Localising Linux
LOCAL LINUX FOR LOCAL USERS
You’re not from around here, says Aaron Peters but that’s fine! As he’s here to explain how your distro of choice gets to work in any language.
Linux is the result of the work of thousands of developers worldwide. It’s only right that it has support for the languages all those volunteers speak, to say nothing of its users. The multilingual question is how does open source software support not just translations for all the different languages of the world, but its different and varied alphabets alongside notations. How you represent decimal places or thousandth separators, for instance?
Translation work is a vital aspect of enabling the take-up of open source software and Linux-based distros around the world. While English comprehension is often a perceived requirement for dev work, the truth is much of the world doesn’t speak English, let alone read it.

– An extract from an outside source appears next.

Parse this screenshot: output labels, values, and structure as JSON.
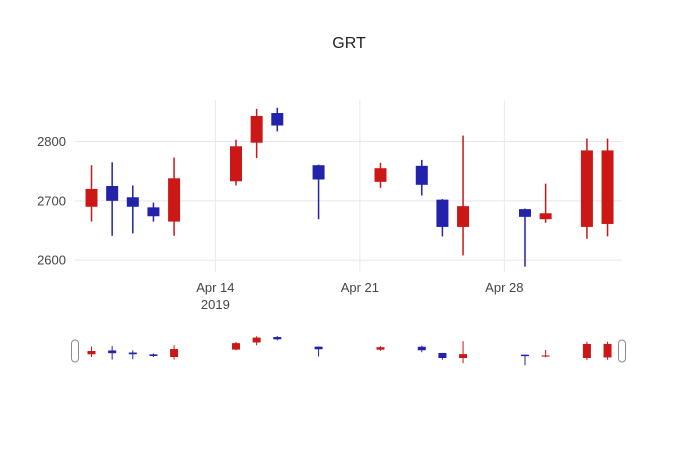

So knowing how FOSS handles translations, more often called localisation, is key to growing wider adoption. Being a good open source citizen means being supportive of all these brethren, so let’s explore the localisation features of Linux!
The first of the interconnected components is character encoding. Since at the end of it all computers only understand zeros and ones, there needs to be a convention for some number of these zeros and ones to be converted to more meaningful characters. The character encoding is this convention.
Standards, standards, standards
The ASCII standard is one of the earliest standards. In ASCII every seven bits represents a single character, or more correctly, a keypress. If you examine the characters in this encoding scheme, you’ll see common keystrokes such as Return (or Line Feed, 10 in ASCII) and Escape (27 in ASCII) alongside characters like uppercase M (77), lowercase g (103) and the closing brace: }, or 125 in ASCII.
So how does this pertain to localising your Linux system? Well, consider that ASCII only contains the lower- and uppercase for the 26 “standard” Roman letters, along with some specific punctuation. But you may speak a language that uses diacritics, such as Spanish. This in turn requires more entries in the standard to represent the letter ‘a’ both with and without its accent marks (á, à and a, respectively).
This resulted in a large number of standards as part of the IEC/ISO 8859 (commonly written ISO-8859) covering languages primarily in Europe. Some examples are as follows:
ISO-8859-1 covers the majority of romance languages, Scandinavian languages and Celtic tongues, as well as languages in Africa and Asia.
ISO-8859-2 supports Eastern European languages based on the Latin alphabet, such as Polish, Czech and Hungarian.